知り合いの叔父、もしくはスーツ姿の格好から家庭教師かバトラーかもしれない。
寡黙な少女はそれ以降口を閉ざす。
数秒並んで歩いたところで、アノスは互いに名前を知らないことを気づいた。
「俺はアノスだ。堀梃戸アノスだ。」
「……ミーシャ。……私は根黒ミーシャ。」
「良い名前だ。よろしくな、ミーシャ」
「……ん……」
無表情だったミーシャの顔が綻びる。
軽い自己紹介を終えて校舎の入り口へ入ろうとしたところ、浅黒い肌に白く短髪の男がアノスの目の前に現れた。
「おいおい、親同伴でこの名門間央高校の入試に来るたぁ、いつから子供の遊び場になったんだ?」
ふむ、誰だこいつは?とアノスは疑問に思う。
見るからに不良といった風貌ではあるが、名門であるこの『私立間央高校』を受けるぐらいであれば学力・地位などがある程度必要であった。
とはいえいちいちこの男を気にする必要も無し。アノスは脇目も振らず校舎へと入ろうした。
「あ、おい!ちょっと待て貴様っ!!」
「何の用だ」
「何の用だと……!?この俺に挨拶も無しに門を潜るなんてなぁ……!」
「ふむ、おはよう。ではな」
アノスは挨拶を交わして再び校舎へ入ろうとする。
「貴様ぁ……!待てといっているだろっ!」
「なんだ、挨拶はしただろう」
小うるさい男であるなとアノスは思った。
先ほどから全く訳のわからない男は、何用で自身に突っかかっているのだろうかと。
知り合いでもないし、今までに会った記憶すらもなかった。
「悪いな、あまりもたもたしていると試験に間に合わなくなる。あとにしてくれ」
「なん……だと……?この礼儀知らずめ!院戸ゼペスを知っての侮辱かぁ!!??」
「院戸……?誰だ。聞いたこのもないな。有名なのか?」
アノスは横にいるミーシャへ質問をする。
「……院戸……、元財閥で今はインドゥナショナルホールディングスの御曹司……」
「ああ、あの会社か。」
社会学・経済学の勉強で歴代の財閥についてアノスはある程度学んでいるものの、暫く海外に居たせいでパッと日本の財閥が出てこなかった。
しかし試験に出るほどの規模の会社ではない。
そんな院戸家のいち人間が自身に何用か皆目見当もつかなかった。
「おい、貴様。謝るなら今のうちだぞ。」
ゼペスはアノスを睨みつけて拳を握る。今にも飛び出して殴りかかりそうな雰囲気である。
「命乞いするなら今のうちだぞ?」
「ほう、殴りたいのなら殴れ、雑魚と遊ぶ暇などないのだがな」
「な……っ、貴様ぁ!!!!!」
アノスの言葉がゼペスの逆鱗に触れて、勢いよく殴りかかる。
だかそこにアノスの姿がなかった。
──消えた?とゼペスが思った瞬間、鳩尾に勢いよくボディーブローが入る。
「ぐああああああああああああああ!!!!!」
ゼペスは何が起こったのかわからなかった。
殴りかかる瞬間までいたはずなのに、いつの間にかアノスが視界から外れて自身の下にいたのだ。
「き、貴様ぁ……いったい、何を……」
「何を、だと?お前の動きなどスローにしか見えなかったのだがな」
「ス、スローだと……!?」
「全く、試験直前だというのに、随分と血の気が多いやつだな」
やれやれとアノスは呆れる。ゼペスは体の使い方からなっていなかった。構える姿勢も攻撃する体勢も隙が多すぎる。

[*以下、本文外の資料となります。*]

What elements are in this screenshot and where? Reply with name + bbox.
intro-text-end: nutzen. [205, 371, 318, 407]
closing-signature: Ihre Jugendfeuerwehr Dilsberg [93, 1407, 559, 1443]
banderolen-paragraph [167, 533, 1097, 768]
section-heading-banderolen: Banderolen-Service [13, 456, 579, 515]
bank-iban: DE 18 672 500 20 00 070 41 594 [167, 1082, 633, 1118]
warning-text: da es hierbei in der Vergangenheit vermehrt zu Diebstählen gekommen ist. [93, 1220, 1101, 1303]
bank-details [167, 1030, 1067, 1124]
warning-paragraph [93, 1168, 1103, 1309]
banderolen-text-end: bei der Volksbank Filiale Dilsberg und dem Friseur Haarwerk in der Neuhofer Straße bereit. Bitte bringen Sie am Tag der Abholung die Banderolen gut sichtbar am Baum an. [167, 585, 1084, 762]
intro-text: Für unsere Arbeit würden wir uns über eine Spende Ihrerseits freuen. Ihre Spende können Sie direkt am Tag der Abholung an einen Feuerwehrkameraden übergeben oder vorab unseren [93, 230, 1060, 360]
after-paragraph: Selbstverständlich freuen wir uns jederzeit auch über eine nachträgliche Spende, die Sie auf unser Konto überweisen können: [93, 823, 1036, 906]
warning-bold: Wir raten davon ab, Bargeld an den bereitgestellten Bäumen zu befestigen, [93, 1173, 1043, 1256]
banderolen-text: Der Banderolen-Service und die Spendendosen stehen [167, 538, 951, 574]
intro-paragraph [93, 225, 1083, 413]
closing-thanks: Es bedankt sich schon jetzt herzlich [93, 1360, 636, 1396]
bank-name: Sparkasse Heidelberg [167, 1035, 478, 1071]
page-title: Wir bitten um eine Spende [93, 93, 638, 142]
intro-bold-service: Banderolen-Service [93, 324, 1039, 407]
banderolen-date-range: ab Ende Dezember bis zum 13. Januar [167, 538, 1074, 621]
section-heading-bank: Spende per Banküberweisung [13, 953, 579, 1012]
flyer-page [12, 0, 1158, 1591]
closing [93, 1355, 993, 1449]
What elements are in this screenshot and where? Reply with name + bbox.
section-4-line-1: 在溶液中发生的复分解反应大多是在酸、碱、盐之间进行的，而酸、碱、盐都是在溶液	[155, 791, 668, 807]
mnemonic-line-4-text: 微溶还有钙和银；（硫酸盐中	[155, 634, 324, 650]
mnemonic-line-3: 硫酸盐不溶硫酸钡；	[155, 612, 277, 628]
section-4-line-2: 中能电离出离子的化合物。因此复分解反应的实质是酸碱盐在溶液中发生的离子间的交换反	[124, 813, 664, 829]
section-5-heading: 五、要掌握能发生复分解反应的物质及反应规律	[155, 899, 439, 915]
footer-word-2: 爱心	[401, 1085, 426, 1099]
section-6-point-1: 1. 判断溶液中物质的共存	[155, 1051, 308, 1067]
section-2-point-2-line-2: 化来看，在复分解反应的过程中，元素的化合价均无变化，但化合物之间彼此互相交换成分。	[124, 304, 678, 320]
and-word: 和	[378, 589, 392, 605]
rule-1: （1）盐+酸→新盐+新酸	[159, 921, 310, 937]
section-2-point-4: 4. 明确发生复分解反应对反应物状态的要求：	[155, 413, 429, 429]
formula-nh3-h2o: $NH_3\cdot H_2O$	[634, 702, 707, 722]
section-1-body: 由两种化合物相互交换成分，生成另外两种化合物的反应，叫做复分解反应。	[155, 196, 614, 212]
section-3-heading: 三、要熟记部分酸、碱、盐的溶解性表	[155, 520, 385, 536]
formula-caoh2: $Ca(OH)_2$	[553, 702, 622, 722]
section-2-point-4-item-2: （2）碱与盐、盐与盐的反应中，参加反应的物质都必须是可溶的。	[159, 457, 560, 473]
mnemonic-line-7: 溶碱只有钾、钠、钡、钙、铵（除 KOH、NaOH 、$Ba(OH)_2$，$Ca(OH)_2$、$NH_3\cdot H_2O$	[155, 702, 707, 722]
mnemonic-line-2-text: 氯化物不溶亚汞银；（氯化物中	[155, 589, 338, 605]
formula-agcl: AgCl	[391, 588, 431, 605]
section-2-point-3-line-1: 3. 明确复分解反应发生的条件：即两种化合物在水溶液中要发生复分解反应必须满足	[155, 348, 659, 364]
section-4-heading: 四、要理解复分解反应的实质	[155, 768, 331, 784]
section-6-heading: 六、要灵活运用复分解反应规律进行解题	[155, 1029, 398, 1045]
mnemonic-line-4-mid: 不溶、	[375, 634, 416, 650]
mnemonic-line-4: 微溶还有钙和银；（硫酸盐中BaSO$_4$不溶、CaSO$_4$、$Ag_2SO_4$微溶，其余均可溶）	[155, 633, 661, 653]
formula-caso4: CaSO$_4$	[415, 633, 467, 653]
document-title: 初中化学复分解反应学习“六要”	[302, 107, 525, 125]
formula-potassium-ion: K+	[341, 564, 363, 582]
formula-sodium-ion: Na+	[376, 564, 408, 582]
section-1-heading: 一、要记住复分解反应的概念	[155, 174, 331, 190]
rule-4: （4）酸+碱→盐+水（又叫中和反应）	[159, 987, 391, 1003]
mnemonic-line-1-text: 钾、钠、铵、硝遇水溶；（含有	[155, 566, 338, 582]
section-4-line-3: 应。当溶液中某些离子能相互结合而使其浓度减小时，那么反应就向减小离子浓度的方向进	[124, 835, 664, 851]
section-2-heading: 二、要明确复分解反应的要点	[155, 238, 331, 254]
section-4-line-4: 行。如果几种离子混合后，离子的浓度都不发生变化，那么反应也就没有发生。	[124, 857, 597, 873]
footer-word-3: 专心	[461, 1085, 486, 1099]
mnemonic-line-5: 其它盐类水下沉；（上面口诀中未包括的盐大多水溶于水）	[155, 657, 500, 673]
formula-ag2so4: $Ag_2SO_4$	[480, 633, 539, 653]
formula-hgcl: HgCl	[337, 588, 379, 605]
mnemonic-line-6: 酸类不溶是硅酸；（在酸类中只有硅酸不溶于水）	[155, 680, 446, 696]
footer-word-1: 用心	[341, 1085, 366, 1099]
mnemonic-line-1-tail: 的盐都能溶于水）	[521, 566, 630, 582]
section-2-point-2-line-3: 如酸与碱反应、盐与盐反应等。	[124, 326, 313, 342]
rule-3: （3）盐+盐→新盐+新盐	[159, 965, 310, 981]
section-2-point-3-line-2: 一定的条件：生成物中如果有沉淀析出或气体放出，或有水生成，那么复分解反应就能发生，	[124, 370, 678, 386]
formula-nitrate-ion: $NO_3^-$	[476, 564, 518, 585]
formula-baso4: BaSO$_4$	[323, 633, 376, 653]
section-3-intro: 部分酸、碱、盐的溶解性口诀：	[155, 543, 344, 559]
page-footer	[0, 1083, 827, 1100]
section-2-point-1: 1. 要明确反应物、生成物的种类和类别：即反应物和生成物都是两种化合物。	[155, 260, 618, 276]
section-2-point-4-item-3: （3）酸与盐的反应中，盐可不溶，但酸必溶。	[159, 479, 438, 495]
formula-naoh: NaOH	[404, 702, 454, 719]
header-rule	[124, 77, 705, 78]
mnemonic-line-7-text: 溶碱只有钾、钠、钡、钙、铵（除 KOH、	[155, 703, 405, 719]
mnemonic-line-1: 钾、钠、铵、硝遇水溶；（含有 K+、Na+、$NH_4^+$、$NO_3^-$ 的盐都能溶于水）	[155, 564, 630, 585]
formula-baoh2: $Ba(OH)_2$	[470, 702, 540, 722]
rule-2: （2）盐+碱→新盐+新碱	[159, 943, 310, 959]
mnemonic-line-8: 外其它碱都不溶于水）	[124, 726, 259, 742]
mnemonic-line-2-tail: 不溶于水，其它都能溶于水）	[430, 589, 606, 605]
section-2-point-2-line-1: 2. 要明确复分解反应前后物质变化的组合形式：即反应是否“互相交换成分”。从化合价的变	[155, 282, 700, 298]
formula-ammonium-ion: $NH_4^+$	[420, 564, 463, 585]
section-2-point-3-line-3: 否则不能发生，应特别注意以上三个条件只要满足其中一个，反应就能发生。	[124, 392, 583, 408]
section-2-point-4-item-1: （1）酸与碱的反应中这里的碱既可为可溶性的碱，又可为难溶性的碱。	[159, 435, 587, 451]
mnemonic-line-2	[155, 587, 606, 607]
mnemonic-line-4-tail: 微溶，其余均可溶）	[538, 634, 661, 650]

これではどこでも攻撃してくださいというようなものであった。よくこれで自身をを殴ろうと思ったものだ。
「貴様ぁ……、これで済むと思うなよっ!」
「ふむ、まだやるつもりか?」
アノスは周りを見渡す。いつの間にか人が囲むように寄ってきてしまっていた。
これ以上騒ぎを起こすとよくはない。アノスはゼペスに近づき耳打ちした。
するとゼペスは急に真っ青な顔になり、わっと立ち上がってその場から一目散に逃げていく。
「待たせて悪い、行くか。」
アノスはミーシャに声をかけて、再び校舎へ向かって歩き出した。
ミーシャは不思議そうな顔をしてアノスに声をかける。
「……アノス」
「なんだ?」
「もしかして……とっても強い?」
アノスは思わず笑い声が出る。
確かに自身は強いかもしれない。アメリカに行く前も行った後も、自身へ向かってくる人間に負けたことはなかった。

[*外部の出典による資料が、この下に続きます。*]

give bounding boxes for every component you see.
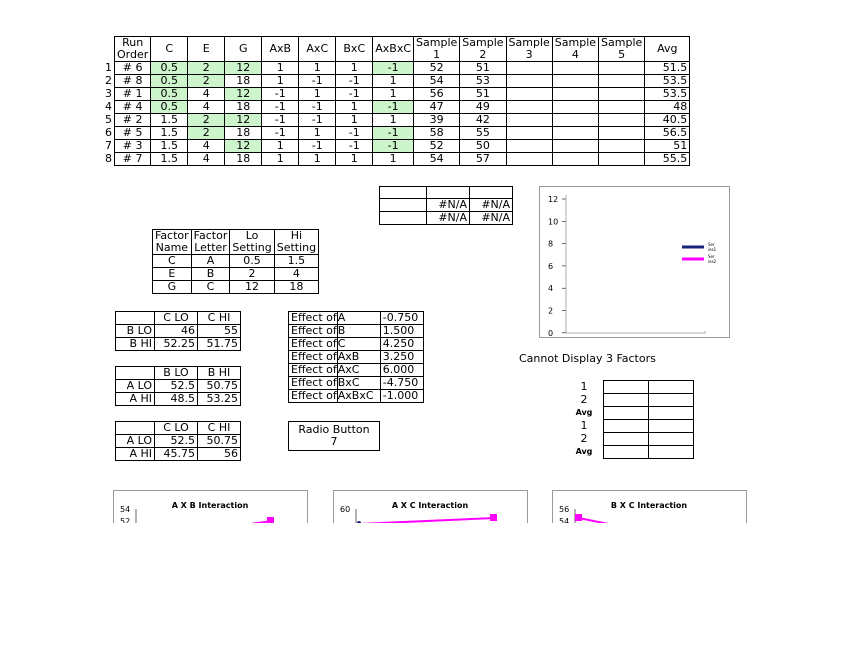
radio-button-value: 7 — [289, 436, 380, 451]
abc-cell: -1 — [373, 62, 414, 75]
column-header: Sample 4 — [552, 37, 598, 62]
sample-cell — [599, 62, 645, 75]
column-header: C — [151, 37, 188, 62]
g-cell: 18 — [225, 75, 262, 88]
sample-cell — [599, 140, 645, 153]
factor-cell: 12 — [230, 281, 274, 294]
sample-cell: 54 — [414, 153, 460, 166]
sample-cell — [506, 88, 552, 101]
na-cell — [427, 187, 470, 199]
bc-cell: 1 — [336, 62, 373, 75]
factor-cell: 1.5 — [274, 255, 318, 268]
column-header: Sample 2 — [460, 37, 506, 62]
c-cell: 1.5 — [151, 127, 188, 140]
column-header: Sample 3 — [506, 37, 552, 62]
effect-label: Effect of — [289, 338, 338, 351]
side-row-label: 2 — [580, 393, 588, 406]
run-order-cell: # 5 — [115, 127, 151, 140]
value-cell: 52.5 — [155, 380, 198, 393]
effect-value: -1.000 — [380, 390, 423, 403]
effect-value: -0.750 — [380, 312, 423, 325]
c-cell: 1.5 — [151, 140, 188, 153]
avg-cell: 53.5 — [645, 88, 690, 101]
ab-cell: -1 — [262, 127, 299, 140]
ac-cell: -1 — [299, 114, 336, 127]
g-cell: 18 — [225, 153, 262, 166]
sample-cell — [506, 153, 552, 166]
side-row-label: 1 — [580, 380, 588, 393]
side-row-label: Avg — [575, 408, 593, 417]
effect-factor: AxB — [337, 351, 380, 364]
col-header: B HI — [198, 367, 241, 380]
value-cell: 53.25 — [198, 393, 241, 406]
factor-header: Factor Letter — [191, 230, 230, 255]
sample-cell — [552, 101, 598, 114]
factor-cell: A — [191, 255, 230, 268]
sample-cell — [552, 75, 598, 88]
run-order-cell: # 1 — [115, 88, 151, 101]
ab-cell: 1 — [262, 62, 299, 75]
effects-table — [288, 311, 424, 403]
run-order-cell: # 3 — [115, 140, 151, 153]
run-order-cell: # 7 — [115, 153, 151, 166]
value-cell: 55 — [198, 325, 241, 338]
e-cell: 4 — [188, 88, 225, 101]
effect-label: Effect of — [289, 390, 338, 403]
side-row-label: 2 — [580, 432, 588, 445]
bc-cell: -1 — [336, 127, 373, 140]
table-row — [103, 88, 690, 101]
design-matrix-table — [103, 36, 690, 166]
avg-cell: 53.5 — [645, 75, 690, 88]
run-order-cell: # 6 — [115, 62, 151, 75]
sample-cell — [599, 153, 645, 166]
effect-value: 1.500 — [380, 325, 423, 338]
side-cell — [604, 381, 649, 394]
sample-cell — [599, 75, 645, 88]
sample-cell: 55 — [460, 127, 506, 140]
sample-cell — [506, 140, 552, 153]
ab-cell: -1 — [262, 114, 299, 127]
side-cell — [649, 394, 694, 407]
y-tick-label: 0 — [548, 328, 554, 337]
g-cell: 12 — [225, 140, 262, 153]
c-cell: 0.5 — [151, 75, 188, 88]
side-row-label: 1 — [580, 419, 588, 432]
sample-cell: 49 — [460, 101, 506, 114]
value-cell: 56 — [198, 448, 241, 461]
col-header: C HI — [198, 422, 241, 435]
factor-header: Lo Setting — [230, 230, 274, 255]
y-tick-label: 8 — [548, 239, 554, 249]
avg-cell: 51.5 — [645, 62, 690, 75]
sample-cell: 58 — [414, 127, 460, 140]
cannot-display-note: Cannot Display 3 Factors — [519, 352, 656, 365]
run-order-cell: # 2 — [115, 114, 151, 127]
radio-button-box[interactable] — [288, 421, 380, 451]
effect-label: Effect of — [289, 312, 338, 325]
abc-cell: 1 — [373, 153, 414, 166]
sample-cell — [506, 75, 552, 88]
col-header: B LO — [155, 367, 198, 380]
na-cell — [380, 199, 427, 212]
sample-cell: 47 — [414, 101, 460, 114]
abc-cell: -1 — [373, 101, 414, 114]
sample-cell — [599, 101, 645, 114]
value-cell: 45.75 — [155, 448, 198, 461]
c-cell: 1.5 — [151, 114, 188, 127]
g-cell: 12 — [225, 114, 262, 127]
sample-cell: 51 — [460, 62, 506, 75]
effect-factor: AxBxC — [337, 390, 380, 403]
side-cell — [604, 433, 649, 446]
series-marker — [490, 514, 497, 521]
side-cell — [604, 420, 649, 433]
na-cell: #N/A — [470, 212, 513, 225]
e-cell: 2 — [188, 75, 225, 88]
corner-cell — [116, 422, 155, 435]
column-header: BxC — [336, 37, 373, 62]
e-cell: 4 — [188, 101, 225, 114]
run-order-cell: # 8 — [115, 75, 151, 88]
c-cell: 0.5 — [151, 101, 188, 114]
na-cell: #N/A — [470, 199, 513, 212]
column-header: Sample 5 — [599, 37, 645, 62]
row-header: A HI — [116, 393, 155, 406]
small-line-chart — [539, 186, 730, 338]
column-header: AxC — [299, 37, 336, 62]
c-cell: 0.5 — [151, 88, 188, 101]
factor-table — [152, 229, 319, 294]
sample-cell — [599, 127, 645, 140]
y-tick-label: 4 — [548, 284, 554, 294]
chart-title: A X B Interaction — [171, 501, 249, 510]
side-cell — [649, 433, 694, 446]
ac-cell: 1 — [299, 127, 336, 140]
bc-cell: -1 — [336, 88, 373, 101]
sample-cell — [552, 114, 598, 127]
ac-cell: 1 — [299, 62, 336, 75]
abc-cell: 1 — [373, 114, 414, 127]
bc-cell: 1 — [336, 101, 373, 114]
row-number: 2 — [105, 74, 112, 87]
sample-cell: 52 — [414, 140, 460, 153]
row-header: A LO — [116, 380, 155, 393]
value-cell: 51.75 — [198, 338, 241, 351]
y-tick-label: 10 — [548, 217, 559, 227]
ac-interaction-chart — [333, 490, 528, 523]
column-header: AxBxC — [373, 37, 414, 62]
effect-factor: BxC — [337, 377, 380, 390]
sample-cell — [506, 101, 552, 114]
side-cell — [649, 407, 694, 420]
side-avg-table — [565, 380, 694, 459]
chart-title: A X C Interaction — [391, 501, 469, 510]
effect-value: 4.250 — [380, 338, 423, 351]
bc-cell: 1 — [336, 114, 373, 127]
factor-header: Hi Setting — [274, 230, 318, 255]
na-cell — [380, 187, 427, 199]
column-header: AxB — [262, 37, 299, 62]
legend-label: ies2 — [708, 259, 717, 264]
value-cell: 46 — [155, 325, 198, 338]
corner-cell — [116, 312, 155, 325]
g-cell: 18 — [225, 101, 262, 114]
ab-cell: 1 — [262, 75, 299, 88]
abc-cell: 1 — [373, 75, 414, 88]
y-tick-label: 6 — [548, 261, 554, 271]
bc-cell: -1 — [336, 75, 373, 88]
series-line — [360, 518, 494, 523]
sample-cell: 53 — [460, 75, 506, 88]
col-header: C LO — [155, 312, 198, 325]
two-way-table-bc — [115, 311, 241, 351]
side-row-label: Avg — [575, 447, 593, 456]
row-number: 6 — [105, 126, 112, 139]
column-header: E — [188, 37, 225, 62]
row-number: 4 — [105, 100, 112, 113]
effect-label: Effect of — [289, 351, 338, 364]
effect-value: -4.750 — [380, 377, 423, 390]
sample-cell — [552, 127, 598, 140]
sample-cell: 56 — [414, 88, 460, 101]
row-header: A HI — [116, 448, 155, 461]
factor-cell: 0.5 — [230, 255, 274, 268]
sample-cell — [552, 153, 598, 166]
y-tick-label: 60 — [340, 505, 351, 514]
col-header: C HI — [198, 312, 241, 325]
side-cell — [604, 394, 649, 407]
effect-factor: A — [337, 312, 380, 325]
radio-button-label: Radio Button — [289, 422, 380, 437]
table-row — [103, 114, 690, 127]
ac-cell: -1 — [299, 75, 336, 88]
effect-label: Effect of — [289, 325, 338, 338]
series-marker — [267, 517, 274, 523]
e-cell: 4 — [188, 153, 225, 166]
factor-header: Factor Name — [153, 230, 192, 255]
row-header: B HI — [116, 338, 155, 351]
e-cell: 2 — [188, 62, 225, 75]
effect-factor: AxC — [337, 364, 380, 377]
effect-label: Effect of — [289, 377, 338, 390]
bc-cell: 1 — [336, 153, 373, 166]
table-row — [103, 153, 690, 166]
sample-cell: 39 — [414, 114, 460, 127]
effect-value: 6.000 — [380, 364, 423, 377]
sample-cell — [599, 88, 645, 101]
column-header: Avg — [645, 37, 690, 62]
table-row — [103, 140, 690, 153]
na-table — [379, 186, 513, 225]
legend-label: Ser — [708, 242, 715, 247]
ac-cell: -1 — [299, 140, 336, 153]
value-cell: 52.5 — [155, 435, 198, 448]
factor-cell: G — [153, 281, 192, 294]
e-cell: 4 — [188, 140, 225, 153]
legend-label: Ser — [708, 254, 715, 259]
table-row — [103, 127, 690, 140]
ab-interaction-chart — [113, 490, 308, 523]
table-row — [103, 75, 690, 88]
two-way-table-ac — [115, 421, 241, 461]
side-cell — [604, 446, 649, 459]
ac-cell: 1 — [299, 153, 336, 166]
row-header: A LO — [116, 435, 155, 448]
effect-factor: C — [337, 338, 380, 351]
run-order-cell: # 4 — [115, 101, 151, 114]
column-header: Sample 1 — [414, 37, 460, 62]
row-number: 8 — [105, 152, 112, 165]
y-tick-label: 56 — [559, 505, 570, 514]
factor-cell: B — [191, 268, 230, 281]
corner-cell — [116, 367, 155, 380]
y-tick-label: 12 — [548, 195, 559, 204]
side-cell — [604, 407, 649, 420]
sample-cell — [506, 114, 552, 127]
ab-cell: -1 — [262, 88, 299, 101]
factor-cell: C — [153, 255, 192, 268]
g-cell: 12 — [225, 62, 262, 75]
na-cell: #N/A — [427, 199, 470, 212]
bc-interaction-chart — [552, 490, 747, 523]
row-header: B LO — [116, 325, 155, 338]
value-cell: 50.75 — [198, 435, 241, 448]
row-number: 7 — [105, 139, 112, 152]
side-cell — [649, 381, 694, 394]
value-cell: 50.75 — [198, 380, 241, 393]
y-tick-label: 52 — [120, 517, 131, 523]
factor-cell: 18 — [274, 281, 318, 294]
sample-cell — [552, 62, 598, 75]
sample-cell — [506, 127, 552, 140]
axis — [566, 195, 705, 333]
row-number-header — [103, 37, 115, 62]
column-header: G — [225, 37, 262, 62]
value-cell: 48.5 — [155, 393, 198, 406]
abc-cell: 1 — [373, 88, 414, 101]
legend-label: ies1 — [708, 247, 717, 252]
abc-cell: -1 — [373, 127, 414, 140]
abc-cell: -1 — [373, 140, 414, 153]
sample-cell: 57 — [460, 153, 506, 166]
avg-cell: 55.5 — [645, 153, 690, 166]
bc-cell: -1 — [336, 140, 373, 153]
series-line — [579, 518, 613, 523]
ab-cell: 1 — [262, 140, 299, 153]
series-marker — [575, 514, 582, 521]
y-tick-label: 54 — [120, 505, 131, 514]
na-cell: #N/A — [427, 212, 470, 225]
factor-cell: E — [153, 268, 192, 281]
avg-cell: 48 — [645, 101, 690, 114]
factor-cell: C — [191, 281, 230, 294]
e-cell: 2 — [188, 114, 225, 127]
c-cell: 1.5 — [151, 153, 188, 166]
side-cell — [649, 420, 694, 433]
value-cell: 52.25 — [155, 338, 198, 351]
ac-cell: 1 — [299, 88, 336, 101]
sample-cell — [552, 88, 598, 101]
sample-cell: 52 — [414, 62, 460, 75]
c-cell: 0.5 — [151, 62, 188, 75]
sample-cell: 50 — [460, 140, 506, 153]
avg-cell: 56.5 — [645, 127, 690, 140]
table-row — [103, 62, 690, 75]
row-number: 1 — [105, 61, 112, 74]
chart-title: B X C Interaction — [610, 501, 688, 510]
factor-cell: 4 — [274, 268, 318, 281]
table-row — [103, 101, 690, 114]
two-way-table-ab — [115, 366, 241, 406]
na-cell — [470, 187, 513, 199]
sample-cell: 54 — [414, 75, 460, 88]
row-number: 3 — [105, 87, 112, 100]
sample-cell — [506, 62, 552, 75]
g-cell: 12 — [225, 88, 262, 101]
effect-factor: B — [337, 325, 380, 338]
ac-cell: -1 — [299, 101, 336, 114]
series-marker — [357, 521, 361, 523]
sample-cell — [599, 114, 645, 127]
factor-cell: 2 — [230, 268, 274, 281]
side-cell — [649, 446, 694, 459]
avg-cell: 40.5 — [645, 114, 690, 127]
ab-cell: -1 — [262, 101, 299, 114]
y-tick-label: 54 — [559, 517, 570, 523]
g-cell: 18 — [225, 127, 262, 140]
effect-label: Effect of — [289, 364, 338, 377]
y-tick-label: 2 — [548, 306, 554, 316]
avg-cell: 51 — [645, 140, 690, 153]
sample-cell — [552, 140, 598, 153]
col-header: C LO — [155, 422, 198, 435]
e-cell: 2 — [188, 127, 225, 140]
ab-cell: 1 — [262, 153, 299, 166]
sample-cell: 42 — [460, 114, 506, 127]
sample-cell: 51 — [460, 88, 506, 101]
effect-value: 3.250 — [380, 351, 423, 364]
row-number: 5 — [105, 113, 112, 126]
column-header: Run Order — [115, 37, 151, 62]
na-cell — [380, 212, 427, 225]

番を張っていたわけではないが、何故か舎弟がついていた。
とはいえ、だ。
「否定はしないが。この場合は適切じゃないな」
ミーシャは首を傾げてアノスを見つめる。
「……どういうこと?」
「あいつがあまりにも弱すぎるんだ」
二人は間央学院の試験会場へと入っていった。
<ここから感想>
前クールも本当によかった。シンレノ最高。レイミサイチャイチャしやがって!でも好き!
今クールも見たいシーンが多くて楽しみすぎる。(既に出てるシーンでも見れて嬉しい限りで号泣している)
ナーヤちゃんビジュアルビックボーナス確定ありがとう。エルナヤはかどる。
彼は…どこまで出るだろうか…とドキドキしながらあと2000回ぐらいはOPを視聴したいです。